OCD Symptoms in Patients with HD
In contrast, the relationship between OCD and HD has been little-investigated, despite the fact that both diseases are associated with striatal dysfunction (30) and that the number of case reports of obsessive-compulsive symptoms either preceding the clinical onset of HD or during later stages of the disease is increasing (31). For example, Dewhurst et al. (32) reported "obsessional features" in 7 of 102 patients at onset of HD. Twenty years later, Tonkonogy and Barrera (33) described a patient with obsessive and compulsive symptoms, namely ideas of contamination and compulsive hand washing, associated with affective disturbances and cognitive decline characteristic of HD. Additionally, Cummings and Cunningham (34) described two unrelated HD patients with late onset OCD symptoms (i.e., compulsions of cleaning).
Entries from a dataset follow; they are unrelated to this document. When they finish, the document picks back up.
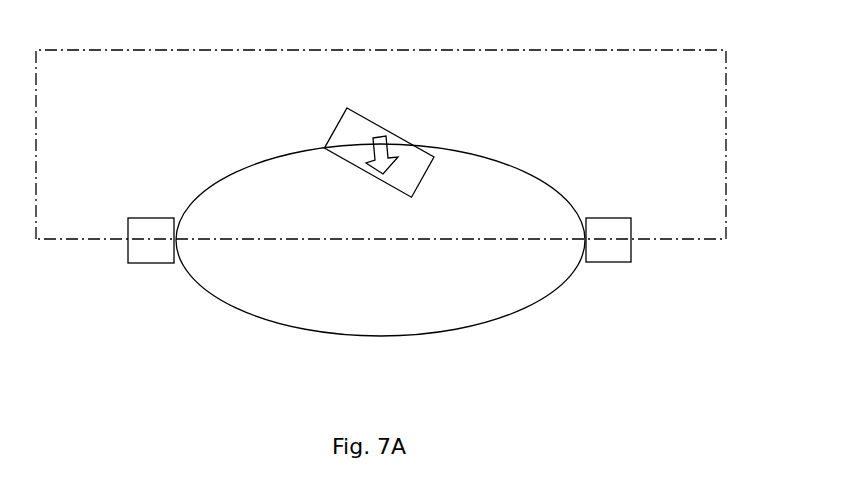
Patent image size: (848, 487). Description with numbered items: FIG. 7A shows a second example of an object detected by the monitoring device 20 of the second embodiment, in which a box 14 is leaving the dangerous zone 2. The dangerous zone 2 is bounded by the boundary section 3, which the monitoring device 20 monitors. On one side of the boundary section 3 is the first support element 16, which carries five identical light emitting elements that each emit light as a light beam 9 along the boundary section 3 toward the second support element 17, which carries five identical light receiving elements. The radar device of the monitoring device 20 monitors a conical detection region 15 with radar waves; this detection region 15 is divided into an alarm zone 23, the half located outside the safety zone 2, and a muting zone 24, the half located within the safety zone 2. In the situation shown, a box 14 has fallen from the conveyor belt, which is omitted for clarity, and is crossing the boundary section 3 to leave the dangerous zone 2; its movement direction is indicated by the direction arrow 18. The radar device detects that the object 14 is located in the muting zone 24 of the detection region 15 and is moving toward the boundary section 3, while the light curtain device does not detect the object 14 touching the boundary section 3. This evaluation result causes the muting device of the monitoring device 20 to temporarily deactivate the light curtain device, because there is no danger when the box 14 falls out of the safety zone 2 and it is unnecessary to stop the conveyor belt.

The dangerous zone 2 is at (727, 70).
The boundary section 3 is at (497, 237).
The light beam 9 is at (532, 237).
The box 14 is at (345, 136).
The detection region 15 is at (497, 322).
The first support element 16 is at (136, 253).
The second support element 17 is at (602, 252).
The direction arrow 18 is at (388, 156).
The monitoring device 20 is at (610, 188).
The alarm zone 23 is at (326, 312).
The muting zone 24 is at (448, 168).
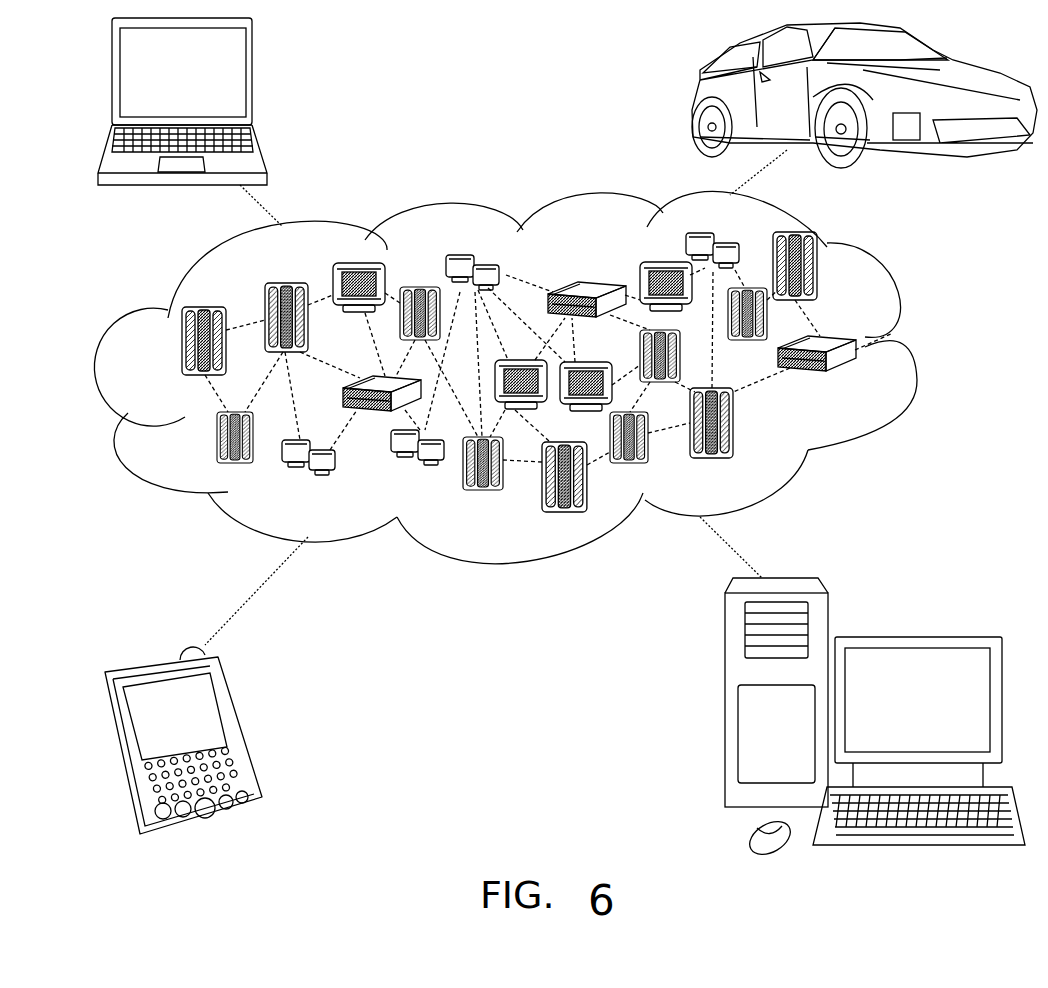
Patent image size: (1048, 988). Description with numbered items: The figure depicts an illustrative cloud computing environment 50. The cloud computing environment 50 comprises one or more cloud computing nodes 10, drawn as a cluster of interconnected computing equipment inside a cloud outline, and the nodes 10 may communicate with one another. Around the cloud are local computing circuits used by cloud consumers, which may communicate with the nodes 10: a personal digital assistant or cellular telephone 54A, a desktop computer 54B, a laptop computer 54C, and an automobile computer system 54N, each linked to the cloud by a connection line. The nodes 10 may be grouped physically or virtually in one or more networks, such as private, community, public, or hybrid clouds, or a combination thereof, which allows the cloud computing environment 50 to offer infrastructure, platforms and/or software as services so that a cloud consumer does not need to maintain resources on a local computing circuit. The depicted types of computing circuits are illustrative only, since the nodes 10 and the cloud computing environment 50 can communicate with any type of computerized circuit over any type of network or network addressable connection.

The cloud computing node 10 is at (855, 380).
The cloud computing environment 50 is at (915, 351).
The personal digital assistant or cellular telephone 54A is at (250, 727).
The desktop computer 54B is at (913, 632).
The laptop computer 54C is at (253, 83).
The automobile computer system 54N is at (697, 98).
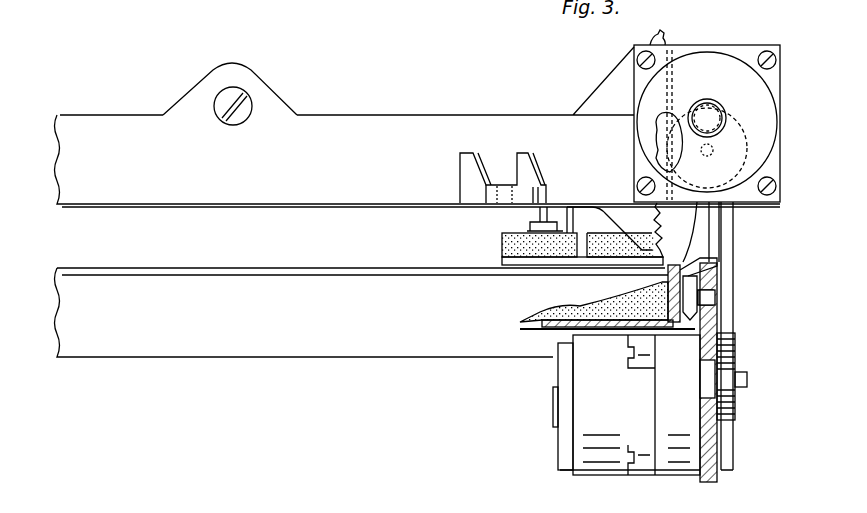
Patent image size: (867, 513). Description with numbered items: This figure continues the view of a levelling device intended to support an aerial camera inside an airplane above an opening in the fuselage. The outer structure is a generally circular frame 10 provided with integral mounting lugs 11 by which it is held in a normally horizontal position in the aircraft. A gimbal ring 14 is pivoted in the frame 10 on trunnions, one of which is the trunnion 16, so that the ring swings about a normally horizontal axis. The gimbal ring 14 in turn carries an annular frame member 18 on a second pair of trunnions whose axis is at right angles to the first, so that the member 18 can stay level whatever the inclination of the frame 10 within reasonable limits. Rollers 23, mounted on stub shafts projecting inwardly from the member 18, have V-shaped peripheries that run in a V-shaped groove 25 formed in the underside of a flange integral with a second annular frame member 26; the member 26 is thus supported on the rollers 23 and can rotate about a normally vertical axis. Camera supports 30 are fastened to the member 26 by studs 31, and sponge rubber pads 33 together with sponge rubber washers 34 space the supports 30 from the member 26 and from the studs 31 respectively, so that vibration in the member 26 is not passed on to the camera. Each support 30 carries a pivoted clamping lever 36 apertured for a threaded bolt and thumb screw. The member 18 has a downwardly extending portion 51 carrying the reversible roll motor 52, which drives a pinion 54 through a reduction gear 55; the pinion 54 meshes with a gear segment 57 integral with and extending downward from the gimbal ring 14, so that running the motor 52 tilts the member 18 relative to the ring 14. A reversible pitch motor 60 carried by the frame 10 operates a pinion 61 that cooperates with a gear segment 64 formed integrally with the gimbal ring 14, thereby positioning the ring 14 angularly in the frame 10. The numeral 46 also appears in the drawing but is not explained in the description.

The circular frame 10 is at (414, 128).
The mounting lug 11 is at (466, 200).
The gimbal ring 14 is at (350, 206).
The trunnion 16 is at (247, 104).
The annular frame member 18 is at (408, 355).
The roller 23 is at (715, 310).
The V-shaped groove 25 is at (710, 261).
The annular frame member 26 is at (556, 330).
The camera support 30 is at (500, 262).
The stud 31 is at (538, 218).
The sponge rubber pad 33 is at (590, 305).
The sponge rubber washer 34 is at (504, 243).
The clamping lever 36 is at (565, 208).
The lead 46 is at (186, 0).
The downwardly extending portion 51 is at (718, 447).
The roll motor 52 is at (620, 409).
The pinion 54 is at (735, 357).
The reduction gear 55 is at (688, 466).
The gear segment 57 is at (725, 319).
The pitch motor 60 is at (716, 86).
The pinion 61 is at (682, 160).
The gear segment 64 is at (664, 32).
De Marchi et al. (35) described a pedigree in which three cases of OCD and two cases of pathological gambling were identifi ed prior to clinical onset of HD, and Scicutella (36) reported a 72-year-old patient who developed HD and OCD. More recently, Patzold and Brune (37) described a 42-yearold woman successfully treated with sertraline for obsessive thoughts which emerged 10 years after the onset of HD. Furthermore, Beglinger et al. (38) demonstrated that the probability of obsessive-compulsive symptoms increased with severity of HD, such that obsessions and compulsions were three times greater in patients with motor symptoms than in patients at risk with no motor abnormalities.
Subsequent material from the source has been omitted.